Quick take:
- Line will launch with 30 dApps by the end of January and plans to add 150 more by the end of the first quarter.
- The apps will be built on Kaia DLT Foundation’s layer-1 blockchain.
- Line boasts a daily active user base of 196 million mainly spread across far-east and south-east Asia, with the majority of its users in Japan, Taiwan, Thailand and Indonesia.
Japanese messaging giant Line has revealed its awaited app launch in January will include 30 in-app decentralised applications mainly for gaming and utilities. The announcement follows a growing trend where social media applications are integrating Web3 elements into their experiences using blockchain games.
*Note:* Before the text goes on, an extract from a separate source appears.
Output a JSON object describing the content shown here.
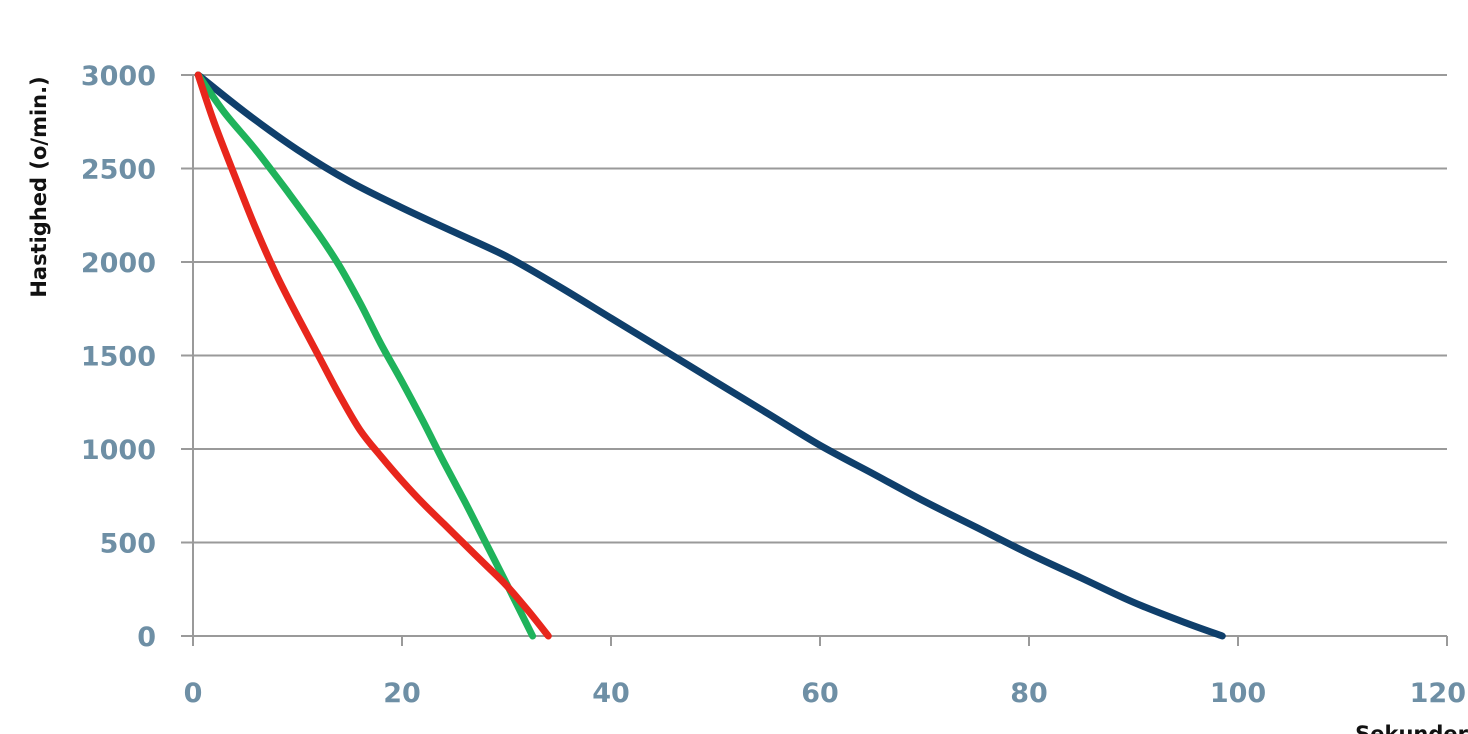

Telegram has emerged as a leader in this aspect, with Notcoin, Hamster Kombat, X Empire and Catizen helping onboard some of the app’s 900 million users onto Web3.
Line’s in-app gaming apps will be built on Kaia DLT Foundation’s layer-1 blockchain, Sam Seo, the chairman of Kaia DLT Foundation said in a statement, adding that there are plans to add a further 150 dApps by the end of the first quarter.
Line’s massive daily active user base of 196 million mainly spread across Japan, Taiwan, Thailand and Indonesia will be able to interact with mini crypto gaming apps, decentralised finance apps and AI-powered chatting dApps.
“Games are the biggest portion,” Seo told CoinDesk. “The others are social apps, some DeFi and AI-based chatting dApps.”
This is not Line’s first foray into blockchain technology having previously launched an NFT marketplace in Japan in 2022. The company also rolled out its own branded NFT stickers, but with the NFT buzz fading amid “a complicated user interface”, Line is now introducing what seems to be working well for the likes of Telegram.
“NFTs are too complicated for the normal users. The ideas were good, but I think we needed to improve the UX and UI,” Seo said.
“Previously, the way that users and even creators were looking at NFTs was just as an investment tool, rather than a tool for ownership. I think that was a kind of mismatch between the intention and then the result.”